In 2012, the international Hornussen association was founded, which helps promote the sport in countries throughout the world. Since its founding, more than 20 clubs have been founded in the United States.

== Gameplay ==
A game of Hornussen is played between two teams, each composed of between 16 and 20 players, that take turns in hitting the 78 g Nouss from the "Bock" and defending the trapezoidal playing field called Ries. The "Ries" begins 100 m from the "Bock" and is 180 m deep. Initially 8 m wide, it widens to 14 m at the far end. A pair of turns, one at the Bock and one in the Ries by each team forms a Durchgang ("transition"), analogous to an innings in sports such as baseball or cricket. A normal championship game is made up of two transitions, special events (such as the regional or inter-cantonal tournaments in autumn) might be different.

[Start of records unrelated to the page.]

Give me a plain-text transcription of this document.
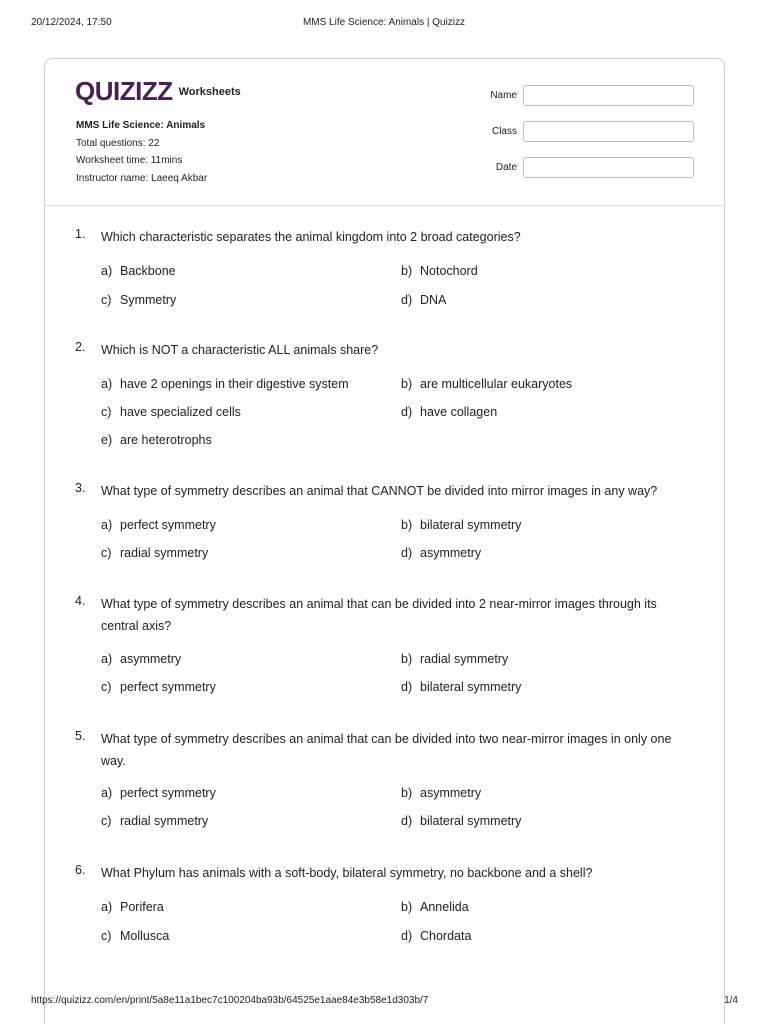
20/12/2024, 17:50	MMS Life Science: Animals | Quizizz
QUIZIZZ Worksheets
MMS Life Science: Animals
Total questions: 22
Worksheet time: 11mins
Instructor name: Laeeq Akbar
Name
Class
Date
1. Which characteristic separates the animal kingdom into 2 broad categories?
a) Backbone	b) Notochord
c) Symmetry	d) DNA
2. Which is NOT a characteristic ALL animals share?
a) have 2 openings in their digestive system	b) are multicellular eukaryotes
c) have specialized cells	d) have collagen
e) are heterotrophs
3. What type of symmetry describes an animal that CANNOT be divided into mirror images in any way?
a) perfect symmetry	b) bilateral symmetry
c) radial symmetry	d) asymmetry
4. What type of symmetry describes an animal that can be divided into 2 near-mirror images through its central axis?
a) asymmetry	b) radial symmetry
c) perfect symmetry	d) bilateral symmetry
5. What type of symmetry describes an animal that can be divided into two near-mirror images in only one way.
a) perfect symmetry	b) asymmetry
c) radial symmetry	d) bilateral symmetry
6. What Phylum has animals with a soft-body, bilateral symmetry, no backbone and a shell?
a) Porifera	b) Annelida
c) Mollusca	d) Chordata
https://quizizz.com/en/print/5a8e11a1bec7c100204ba93b/64525e1aae84e3b58e1d303b/7	1/4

When playing from the Bock, each team member has to hit the Nouss twice per transition, for four hits in total. The further the Nouss flies in the Ries, the more points the player gets. The count starts at 100 meters, measured from the bock, and adds one point for every ten additional meters. The task of the defending team is to spot the Nouss in the sky and prevent it from touching the ground in the Ries by using a Schindel (shingle). Each Nouss which lands in the Ries awards one penalty point to the defending team.

In the end, the team with the fewest penalty points wins the game. If the two teams are tied (which happens often), the points of each player are added to form the team total. In this case, the team with the most points wins. Aside from the team score, each player is ranked according to his or her personal total from the four hits. At the end of the season, the best players are rewarded.